I will delete, update, insert etc to this table. But I also have a requirement to be able to search by email, and description. If I create new table with new composite keys for email, and description,

when I update my base table I do

insert into users (id, salary) values (1, 500);

I do not have the required data to also update my secondary table since all the client has is id and salary. How is the second table updated.
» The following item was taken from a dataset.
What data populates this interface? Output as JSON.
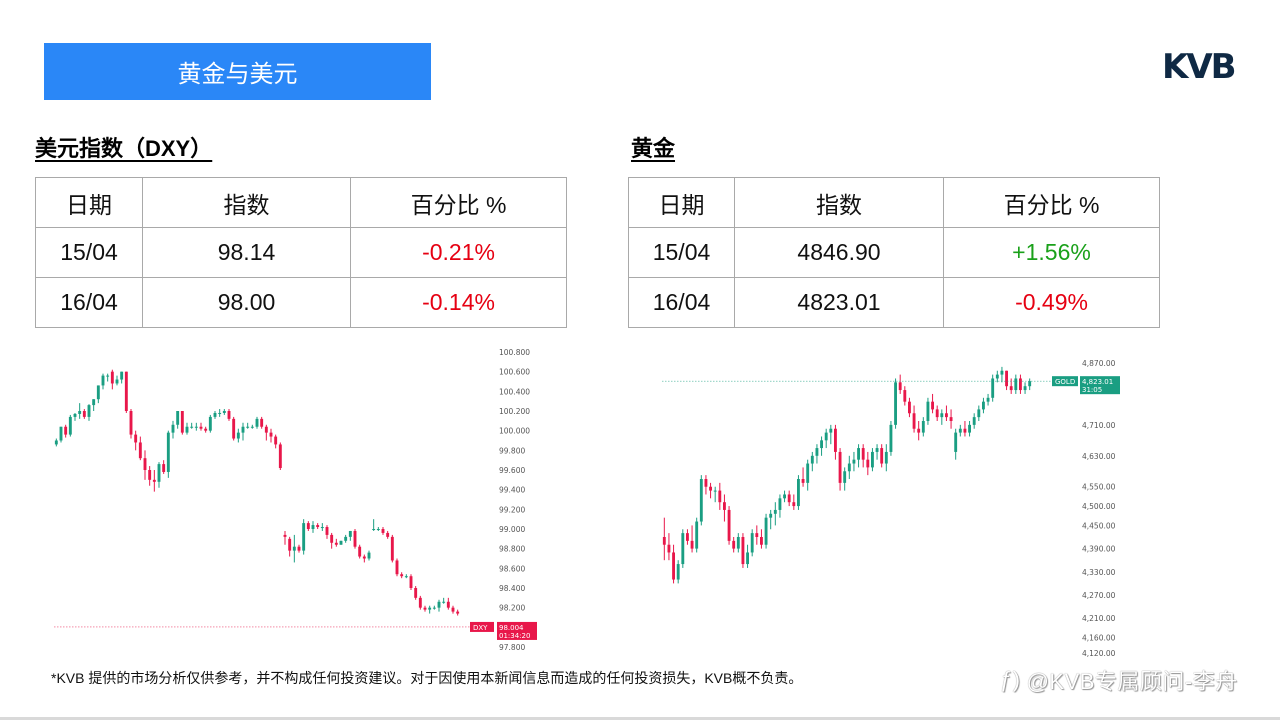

Other workarounds and shortcomings

  1. I could have created a materialized view, but since the base table has only one primary key I can only add one more column. my search requirement requires more than one column.
  2. Create secondary indexes on the columns that will be searched on. But the performance for this would be bad since the columns I will be searching on would have high cardinality. i.e. description, email, etc

Solution

  • So, the "correct" way of doing this is to create 3 tables. salary_by_id, salary_by_email and salary_by_description.

    table salary_by_id (
      id text PRIMARY KEY,
      salary int
    )
    
    table salary_by_email (
      email text PRIMARY KEY,
      salary int
    )
    
    table salary_by_description (
      description text,
      id int,
      salary int,
      primary key (description, id)
    )
    

    The reason i added id to salary_by_description is that, from my own guessing, description won't be globally uniq, so it has to have something else in it's primary key.

    Depending on the size of these tables the last one might need something extra added to it's partitioning key. And if needed you can add id, email and description to the other tables.

    Now, when inserting or deleting values you need so do it in all 3 tables. If you use a driver, like in java, that supports asynchronous calls, then this doesn't cost very much extra.